Cathy Young is a Russian-born American journalist, a staff writer at The Bulwark, and a cultural studies fellow at the Cato Institute. Young stresses that support for Putin’s invasion isn’t a mainstream phenomenon among right-leaning Americans; if anything, Republicans are now pushing President Joe Biden to do more to counter Russian aggression. (Senate Minority Leader Mitch McConnell said last weekend that “the vast majority of the Republican Party writ large, both in Congress and across the country” was “totally behind the Ukrainians,” urging Biden to be “bolder.”) Still, Young sees pro-Kremlin commentary in America’s right-wing media as consistent with a trend of sympathy for Putin that was visible among Republicans during the presidency of Barack Obama and that became much more pronounced as Trump rose to power. Now, however, Young reckons that at least some Republicans may be rediscovering their older, Cold War intuitions about Russia—as the “liberal nationalism” Ukrainians are modeling incites new thinking about patriotism, national interest, and international cooperation across the United States and around the world.

Graham Vyse: How would you describe the coverage of the war in U.S. conservative media?

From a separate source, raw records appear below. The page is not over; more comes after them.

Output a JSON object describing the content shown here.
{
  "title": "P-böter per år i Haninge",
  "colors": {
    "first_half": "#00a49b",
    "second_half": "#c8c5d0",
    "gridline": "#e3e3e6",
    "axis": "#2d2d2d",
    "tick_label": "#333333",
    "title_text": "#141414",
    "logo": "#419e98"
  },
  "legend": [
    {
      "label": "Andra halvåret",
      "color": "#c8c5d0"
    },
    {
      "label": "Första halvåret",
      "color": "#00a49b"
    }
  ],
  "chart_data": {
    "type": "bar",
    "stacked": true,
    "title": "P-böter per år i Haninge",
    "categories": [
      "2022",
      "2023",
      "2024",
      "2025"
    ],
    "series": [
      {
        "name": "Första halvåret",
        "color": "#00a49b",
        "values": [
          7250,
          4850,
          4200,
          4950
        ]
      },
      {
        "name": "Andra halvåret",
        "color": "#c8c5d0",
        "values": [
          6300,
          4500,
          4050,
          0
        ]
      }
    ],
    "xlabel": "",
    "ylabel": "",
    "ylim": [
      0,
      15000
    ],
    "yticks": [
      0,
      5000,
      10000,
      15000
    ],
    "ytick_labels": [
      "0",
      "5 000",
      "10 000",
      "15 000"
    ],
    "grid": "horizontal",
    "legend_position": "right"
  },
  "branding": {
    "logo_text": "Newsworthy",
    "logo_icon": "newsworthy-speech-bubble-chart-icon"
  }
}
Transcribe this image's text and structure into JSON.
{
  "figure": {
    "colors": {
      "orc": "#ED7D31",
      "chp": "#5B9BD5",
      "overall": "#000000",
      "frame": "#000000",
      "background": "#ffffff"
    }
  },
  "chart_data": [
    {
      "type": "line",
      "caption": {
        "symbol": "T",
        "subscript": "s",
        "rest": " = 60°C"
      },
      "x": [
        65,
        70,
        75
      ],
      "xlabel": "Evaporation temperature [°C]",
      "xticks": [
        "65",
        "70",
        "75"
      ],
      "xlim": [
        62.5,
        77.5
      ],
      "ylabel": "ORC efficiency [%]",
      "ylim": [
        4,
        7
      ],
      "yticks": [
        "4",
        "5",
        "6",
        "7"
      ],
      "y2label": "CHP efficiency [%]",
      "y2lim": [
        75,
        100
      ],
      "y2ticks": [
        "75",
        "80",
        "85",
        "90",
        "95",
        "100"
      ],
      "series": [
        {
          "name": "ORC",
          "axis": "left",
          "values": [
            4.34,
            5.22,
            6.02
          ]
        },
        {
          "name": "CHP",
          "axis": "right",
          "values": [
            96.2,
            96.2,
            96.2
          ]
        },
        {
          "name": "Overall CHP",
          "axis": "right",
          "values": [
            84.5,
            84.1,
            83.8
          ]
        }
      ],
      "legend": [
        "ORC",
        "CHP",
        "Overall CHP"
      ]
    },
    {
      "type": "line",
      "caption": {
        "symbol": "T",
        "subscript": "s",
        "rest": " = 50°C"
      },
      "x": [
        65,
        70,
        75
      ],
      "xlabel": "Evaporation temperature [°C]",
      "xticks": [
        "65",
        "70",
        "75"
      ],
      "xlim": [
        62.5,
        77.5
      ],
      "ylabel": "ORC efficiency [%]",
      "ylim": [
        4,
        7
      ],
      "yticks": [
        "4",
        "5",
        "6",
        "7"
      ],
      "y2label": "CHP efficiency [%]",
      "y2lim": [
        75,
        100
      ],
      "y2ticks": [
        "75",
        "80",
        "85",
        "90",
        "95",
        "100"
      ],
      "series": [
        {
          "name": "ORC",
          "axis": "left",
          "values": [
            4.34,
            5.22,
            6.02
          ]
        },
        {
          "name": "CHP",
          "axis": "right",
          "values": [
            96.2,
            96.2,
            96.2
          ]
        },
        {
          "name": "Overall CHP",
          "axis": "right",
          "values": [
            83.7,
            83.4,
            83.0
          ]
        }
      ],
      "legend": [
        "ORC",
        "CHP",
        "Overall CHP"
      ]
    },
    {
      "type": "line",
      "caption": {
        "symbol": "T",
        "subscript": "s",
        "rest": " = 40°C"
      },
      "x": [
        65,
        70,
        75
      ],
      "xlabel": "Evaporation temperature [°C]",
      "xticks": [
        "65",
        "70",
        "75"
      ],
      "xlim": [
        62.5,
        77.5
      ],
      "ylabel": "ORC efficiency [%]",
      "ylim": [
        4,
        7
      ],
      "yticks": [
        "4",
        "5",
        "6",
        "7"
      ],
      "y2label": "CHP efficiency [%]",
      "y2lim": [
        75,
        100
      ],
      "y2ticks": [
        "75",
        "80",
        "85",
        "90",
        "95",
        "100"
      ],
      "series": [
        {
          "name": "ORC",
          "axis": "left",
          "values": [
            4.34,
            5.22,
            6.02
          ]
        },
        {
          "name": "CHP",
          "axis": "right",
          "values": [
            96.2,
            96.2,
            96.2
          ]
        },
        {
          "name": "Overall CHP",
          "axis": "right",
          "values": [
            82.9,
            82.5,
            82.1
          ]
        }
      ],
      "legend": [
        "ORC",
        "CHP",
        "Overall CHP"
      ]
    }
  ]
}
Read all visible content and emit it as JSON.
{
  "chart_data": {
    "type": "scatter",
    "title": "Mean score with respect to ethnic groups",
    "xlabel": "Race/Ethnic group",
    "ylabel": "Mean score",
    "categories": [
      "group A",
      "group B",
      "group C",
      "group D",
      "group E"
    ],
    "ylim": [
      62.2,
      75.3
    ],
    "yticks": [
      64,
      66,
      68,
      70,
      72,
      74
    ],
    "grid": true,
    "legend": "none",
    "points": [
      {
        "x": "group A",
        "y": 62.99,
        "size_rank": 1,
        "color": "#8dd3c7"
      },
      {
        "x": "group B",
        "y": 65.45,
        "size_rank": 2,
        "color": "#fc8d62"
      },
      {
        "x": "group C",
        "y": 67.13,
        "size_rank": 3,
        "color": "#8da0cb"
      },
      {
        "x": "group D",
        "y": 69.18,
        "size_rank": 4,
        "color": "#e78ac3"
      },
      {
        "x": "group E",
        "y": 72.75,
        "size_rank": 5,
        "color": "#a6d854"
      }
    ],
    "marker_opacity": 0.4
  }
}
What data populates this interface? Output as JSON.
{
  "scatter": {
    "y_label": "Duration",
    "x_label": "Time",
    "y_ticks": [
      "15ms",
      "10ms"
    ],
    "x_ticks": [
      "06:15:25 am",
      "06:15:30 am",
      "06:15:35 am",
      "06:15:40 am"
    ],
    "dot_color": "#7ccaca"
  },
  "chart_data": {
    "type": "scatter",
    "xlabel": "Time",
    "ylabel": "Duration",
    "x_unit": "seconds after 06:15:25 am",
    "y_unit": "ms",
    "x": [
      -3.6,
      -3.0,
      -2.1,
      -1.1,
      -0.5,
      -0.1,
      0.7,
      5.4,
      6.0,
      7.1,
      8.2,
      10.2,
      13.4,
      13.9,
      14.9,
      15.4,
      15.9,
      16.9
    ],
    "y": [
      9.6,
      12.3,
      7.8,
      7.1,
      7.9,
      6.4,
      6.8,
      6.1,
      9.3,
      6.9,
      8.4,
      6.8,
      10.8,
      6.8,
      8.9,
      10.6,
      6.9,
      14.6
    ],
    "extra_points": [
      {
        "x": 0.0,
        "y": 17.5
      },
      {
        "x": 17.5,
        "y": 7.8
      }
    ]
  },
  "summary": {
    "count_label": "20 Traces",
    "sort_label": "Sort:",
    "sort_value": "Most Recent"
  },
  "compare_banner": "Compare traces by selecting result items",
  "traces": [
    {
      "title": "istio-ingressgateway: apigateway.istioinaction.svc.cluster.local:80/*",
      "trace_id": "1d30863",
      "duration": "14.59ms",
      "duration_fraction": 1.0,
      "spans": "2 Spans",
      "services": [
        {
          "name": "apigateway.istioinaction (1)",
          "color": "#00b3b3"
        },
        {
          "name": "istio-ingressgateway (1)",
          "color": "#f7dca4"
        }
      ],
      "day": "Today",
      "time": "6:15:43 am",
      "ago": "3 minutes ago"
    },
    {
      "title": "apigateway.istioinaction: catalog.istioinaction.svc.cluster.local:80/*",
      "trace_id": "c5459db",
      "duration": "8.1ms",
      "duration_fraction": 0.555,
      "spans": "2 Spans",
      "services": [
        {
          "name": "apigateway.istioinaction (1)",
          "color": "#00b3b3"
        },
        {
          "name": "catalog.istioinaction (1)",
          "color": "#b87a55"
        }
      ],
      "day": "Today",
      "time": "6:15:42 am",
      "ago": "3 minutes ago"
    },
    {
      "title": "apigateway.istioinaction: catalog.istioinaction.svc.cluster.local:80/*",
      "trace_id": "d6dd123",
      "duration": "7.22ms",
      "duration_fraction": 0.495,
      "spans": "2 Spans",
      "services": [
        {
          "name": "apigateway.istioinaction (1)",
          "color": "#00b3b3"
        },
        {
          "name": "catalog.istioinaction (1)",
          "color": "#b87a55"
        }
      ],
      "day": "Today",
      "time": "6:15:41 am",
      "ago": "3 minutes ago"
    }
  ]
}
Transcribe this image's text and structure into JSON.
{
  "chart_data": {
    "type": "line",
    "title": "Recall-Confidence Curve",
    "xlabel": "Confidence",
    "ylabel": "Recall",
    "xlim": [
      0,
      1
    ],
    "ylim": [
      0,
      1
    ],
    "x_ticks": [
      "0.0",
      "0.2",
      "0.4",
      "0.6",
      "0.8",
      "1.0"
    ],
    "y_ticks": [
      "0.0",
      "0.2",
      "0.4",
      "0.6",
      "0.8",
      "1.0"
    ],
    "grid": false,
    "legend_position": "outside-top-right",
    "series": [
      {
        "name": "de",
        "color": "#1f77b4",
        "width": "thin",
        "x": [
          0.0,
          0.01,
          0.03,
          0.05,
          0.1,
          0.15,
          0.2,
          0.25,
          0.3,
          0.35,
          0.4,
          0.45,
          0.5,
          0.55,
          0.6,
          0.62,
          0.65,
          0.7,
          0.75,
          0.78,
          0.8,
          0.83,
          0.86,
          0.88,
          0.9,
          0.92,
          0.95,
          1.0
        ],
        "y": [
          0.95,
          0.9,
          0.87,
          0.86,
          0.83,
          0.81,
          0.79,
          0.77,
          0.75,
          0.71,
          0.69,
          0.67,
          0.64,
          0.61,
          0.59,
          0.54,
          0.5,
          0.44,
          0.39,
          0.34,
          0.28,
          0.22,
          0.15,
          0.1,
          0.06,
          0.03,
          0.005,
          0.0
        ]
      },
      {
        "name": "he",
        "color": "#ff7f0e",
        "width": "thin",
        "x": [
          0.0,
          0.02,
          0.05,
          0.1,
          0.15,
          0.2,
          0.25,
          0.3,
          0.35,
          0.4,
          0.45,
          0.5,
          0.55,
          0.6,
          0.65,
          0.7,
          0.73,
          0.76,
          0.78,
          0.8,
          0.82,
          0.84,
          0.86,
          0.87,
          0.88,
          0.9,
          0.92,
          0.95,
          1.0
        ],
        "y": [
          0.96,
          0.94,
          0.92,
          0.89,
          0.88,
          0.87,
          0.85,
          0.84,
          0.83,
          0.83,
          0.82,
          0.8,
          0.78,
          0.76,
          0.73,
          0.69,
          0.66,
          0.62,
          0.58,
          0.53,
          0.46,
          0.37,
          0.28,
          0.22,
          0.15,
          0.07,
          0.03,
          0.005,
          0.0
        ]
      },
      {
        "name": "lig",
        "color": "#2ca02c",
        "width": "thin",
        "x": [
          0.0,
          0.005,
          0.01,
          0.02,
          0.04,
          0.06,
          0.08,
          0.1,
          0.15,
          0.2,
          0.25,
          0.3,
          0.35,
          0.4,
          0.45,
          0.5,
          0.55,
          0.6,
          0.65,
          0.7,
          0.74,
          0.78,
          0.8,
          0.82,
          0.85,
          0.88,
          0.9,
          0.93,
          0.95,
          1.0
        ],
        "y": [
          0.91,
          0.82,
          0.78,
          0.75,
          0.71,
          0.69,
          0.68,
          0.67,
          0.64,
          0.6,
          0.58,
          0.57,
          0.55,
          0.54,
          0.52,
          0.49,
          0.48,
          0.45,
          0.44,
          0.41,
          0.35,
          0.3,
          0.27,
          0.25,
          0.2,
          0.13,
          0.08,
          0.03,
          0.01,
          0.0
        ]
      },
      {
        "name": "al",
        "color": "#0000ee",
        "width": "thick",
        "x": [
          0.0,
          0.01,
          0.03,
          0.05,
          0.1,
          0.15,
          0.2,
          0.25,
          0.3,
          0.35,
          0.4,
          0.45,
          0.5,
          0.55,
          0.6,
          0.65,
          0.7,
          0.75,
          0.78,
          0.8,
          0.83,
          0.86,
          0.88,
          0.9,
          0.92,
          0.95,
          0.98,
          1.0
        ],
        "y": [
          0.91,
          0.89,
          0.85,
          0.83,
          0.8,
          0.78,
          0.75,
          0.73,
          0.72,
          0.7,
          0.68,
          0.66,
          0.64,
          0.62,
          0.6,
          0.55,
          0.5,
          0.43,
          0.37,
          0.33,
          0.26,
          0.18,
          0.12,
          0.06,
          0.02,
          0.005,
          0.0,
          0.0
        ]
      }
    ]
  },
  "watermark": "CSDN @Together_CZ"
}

Cathy Young: Well, it’s not uniform. A large share of America’s conservative media is pro-Ukraine and anti-Putin. Conservative publications like Commentary and National Review, for instance, have been overwhelmingly aligned with mainstream sentiment on this issue. But there is a prominent segment of the populist or pro-Trump media that’s either actively pro-Putin or, at the very least, anti-anti-Putin. Their view is that Putin might be bad, but so are all the terrible neoconservatives who oppose him—and also that Ukraine is bad, and the U.S. really shouldn’t be supporting it. Tucker Carlson, who brands himself as a nationalist-populist and is the highest-rated host on Fox News, may be the most prominent media figure advancing this narrative.